The brain deficits were also present in subjects with higher body mass index (BMI) measurements, but the study showed that the differences were not attributable to cholesterol levels, high blood pressure or diabetes - factors which could otherwise cause damage to the brain.
Loss of brain tissue depletes a person's compensatory brain reserves, putting them at higher risk from Alzheimer's and other neurodegenerative disorders, as well as stroke.
Professor Thompson said: 'this is a shocking finding.

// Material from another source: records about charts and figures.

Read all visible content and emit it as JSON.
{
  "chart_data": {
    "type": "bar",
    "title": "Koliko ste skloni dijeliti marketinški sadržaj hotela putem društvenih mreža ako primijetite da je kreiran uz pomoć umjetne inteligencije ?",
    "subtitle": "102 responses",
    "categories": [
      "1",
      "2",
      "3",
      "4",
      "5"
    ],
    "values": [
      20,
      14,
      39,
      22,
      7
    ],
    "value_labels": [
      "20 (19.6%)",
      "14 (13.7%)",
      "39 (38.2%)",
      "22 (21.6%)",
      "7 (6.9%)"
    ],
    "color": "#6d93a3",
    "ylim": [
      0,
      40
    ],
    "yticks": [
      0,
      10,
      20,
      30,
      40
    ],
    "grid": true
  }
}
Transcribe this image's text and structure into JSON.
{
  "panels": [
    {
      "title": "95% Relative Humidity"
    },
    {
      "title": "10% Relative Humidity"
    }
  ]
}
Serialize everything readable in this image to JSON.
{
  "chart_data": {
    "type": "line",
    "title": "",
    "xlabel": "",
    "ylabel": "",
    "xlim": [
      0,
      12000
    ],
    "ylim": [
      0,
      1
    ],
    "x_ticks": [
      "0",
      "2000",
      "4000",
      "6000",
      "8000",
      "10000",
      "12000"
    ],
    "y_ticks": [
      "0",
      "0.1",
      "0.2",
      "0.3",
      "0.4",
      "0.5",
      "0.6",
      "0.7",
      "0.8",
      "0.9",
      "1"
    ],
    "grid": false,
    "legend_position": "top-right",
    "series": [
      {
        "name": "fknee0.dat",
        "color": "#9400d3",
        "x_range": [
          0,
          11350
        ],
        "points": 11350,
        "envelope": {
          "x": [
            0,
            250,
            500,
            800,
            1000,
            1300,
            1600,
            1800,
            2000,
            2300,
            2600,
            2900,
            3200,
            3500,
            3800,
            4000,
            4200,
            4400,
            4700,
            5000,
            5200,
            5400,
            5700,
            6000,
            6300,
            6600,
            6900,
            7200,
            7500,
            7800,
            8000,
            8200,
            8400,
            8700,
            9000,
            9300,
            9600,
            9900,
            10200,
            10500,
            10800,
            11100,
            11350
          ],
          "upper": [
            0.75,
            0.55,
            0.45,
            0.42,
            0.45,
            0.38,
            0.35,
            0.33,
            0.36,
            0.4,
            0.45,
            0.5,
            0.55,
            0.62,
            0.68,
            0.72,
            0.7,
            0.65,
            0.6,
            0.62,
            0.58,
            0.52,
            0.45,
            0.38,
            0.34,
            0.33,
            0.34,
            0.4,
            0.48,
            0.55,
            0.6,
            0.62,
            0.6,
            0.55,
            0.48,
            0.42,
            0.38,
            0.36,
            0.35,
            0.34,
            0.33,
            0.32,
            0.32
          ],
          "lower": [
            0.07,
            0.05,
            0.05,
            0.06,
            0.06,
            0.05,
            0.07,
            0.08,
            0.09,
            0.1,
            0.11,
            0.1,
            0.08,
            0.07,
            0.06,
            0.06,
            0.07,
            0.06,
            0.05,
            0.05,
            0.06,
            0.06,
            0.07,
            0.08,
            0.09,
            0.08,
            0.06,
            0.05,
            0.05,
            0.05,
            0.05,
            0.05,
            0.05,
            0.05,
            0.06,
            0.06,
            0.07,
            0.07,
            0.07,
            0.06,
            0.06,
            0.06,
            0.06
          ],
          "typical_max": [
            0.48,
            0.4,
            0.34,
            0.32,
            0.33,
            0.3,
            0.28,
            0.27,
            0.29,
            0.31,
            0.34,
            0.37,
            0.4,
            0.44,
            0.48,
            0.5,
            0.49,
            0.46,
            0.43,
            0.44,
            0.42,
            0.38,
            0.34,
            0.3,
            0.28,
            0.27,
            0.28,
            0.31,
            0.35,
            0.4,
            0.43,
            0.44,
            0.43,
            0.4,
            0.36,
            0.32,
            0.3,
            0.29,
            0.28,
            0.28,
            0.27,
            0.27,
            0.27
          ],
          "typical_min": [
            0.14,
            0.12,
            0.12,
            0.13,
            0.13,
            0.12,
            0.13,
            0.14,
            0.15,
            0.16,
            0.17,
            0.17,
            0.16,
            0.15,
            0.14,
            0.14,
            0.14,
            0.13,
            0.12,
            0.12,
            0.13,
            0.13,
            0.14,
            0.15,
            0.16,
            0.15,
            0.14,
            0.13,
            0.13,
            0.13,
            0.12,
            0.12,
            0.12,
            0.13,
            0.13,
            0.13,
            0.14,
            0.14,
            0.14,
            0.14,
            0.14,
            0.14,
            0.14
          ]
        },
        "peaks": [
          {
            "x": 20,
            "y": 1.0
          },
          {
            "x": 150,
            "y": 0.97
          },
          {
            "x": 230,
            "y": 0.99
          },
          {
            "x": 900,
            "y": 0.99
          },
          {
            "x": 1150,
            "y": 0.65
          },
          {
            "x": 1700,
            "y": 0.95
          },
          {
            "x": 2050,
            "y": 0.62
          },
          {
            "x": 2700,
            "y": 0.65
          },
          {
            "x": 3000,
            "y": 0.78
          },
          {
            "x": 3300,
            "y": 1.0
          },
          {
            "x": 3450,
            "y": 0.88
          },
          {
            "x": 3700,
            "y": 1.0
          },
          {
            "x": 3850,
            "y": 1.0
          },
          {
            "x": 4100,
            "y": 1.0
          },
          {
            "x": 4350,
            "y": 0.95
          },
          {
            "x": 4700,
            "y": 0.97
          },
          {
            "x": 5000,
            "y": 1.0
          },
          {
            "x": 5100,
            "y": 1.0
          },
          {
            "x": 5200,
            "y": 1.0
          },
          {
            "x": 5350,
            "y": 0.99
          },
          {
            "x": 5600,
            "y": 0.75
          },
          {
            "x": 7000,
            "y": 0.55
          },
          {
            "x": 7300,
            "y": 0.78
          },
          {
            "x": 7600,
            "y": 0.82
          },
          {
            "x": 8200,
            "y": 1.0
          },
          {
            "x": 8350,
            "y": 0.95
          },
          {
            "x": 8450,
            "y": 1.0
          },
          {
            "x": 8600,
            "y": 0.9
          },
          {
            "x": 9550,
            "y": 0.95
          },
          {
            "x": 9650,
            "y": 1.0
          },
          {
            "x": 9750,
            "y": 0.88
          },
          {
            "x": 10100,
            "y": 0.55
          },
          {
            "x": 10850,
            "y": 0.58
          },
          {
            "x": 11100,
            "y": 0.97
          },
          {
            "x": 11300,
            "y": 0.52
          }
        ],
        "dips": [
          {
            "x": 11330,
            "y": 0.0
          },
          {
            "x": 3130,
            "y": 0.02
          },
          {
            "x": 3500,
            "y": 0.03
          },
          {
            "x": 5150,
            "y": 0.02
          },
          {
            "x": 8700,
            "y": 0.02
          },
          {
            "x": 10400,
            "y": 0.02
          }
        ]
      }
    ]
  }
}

Any loss of brain tissue puts you at greater risk for functional decline'. He continued that it is important that carriers of the gene variant should: 'exercise and eat healthily to resist both obesity and brain decline'. This is especially true since previous research found that the predisposition to obesity can be overcome by exercise and a low-fat diet.
'The present finding has important implications for obesity research and for combating the progression of neurodegeneration' said Professor Thompson. 'The gene discovery will help to develop and fine tune the anti-dementia drugs being developed to combat brain ageing'.
A spokesperson from the Alzheimer's Society said: 'We've known for some time that there's a link between obesity in mid life and the development of Alzheimer's disease. However, this study suggests that healthy people who carry a specific DNA sequence associated with obesity could be at a greater risk of developing dementia. This is a relatively small study but the findings support the need for more research. One million people will develop dementia in the next 10 years, but dementia research is desperately under-funded, however with the right investment, it can be defeated'.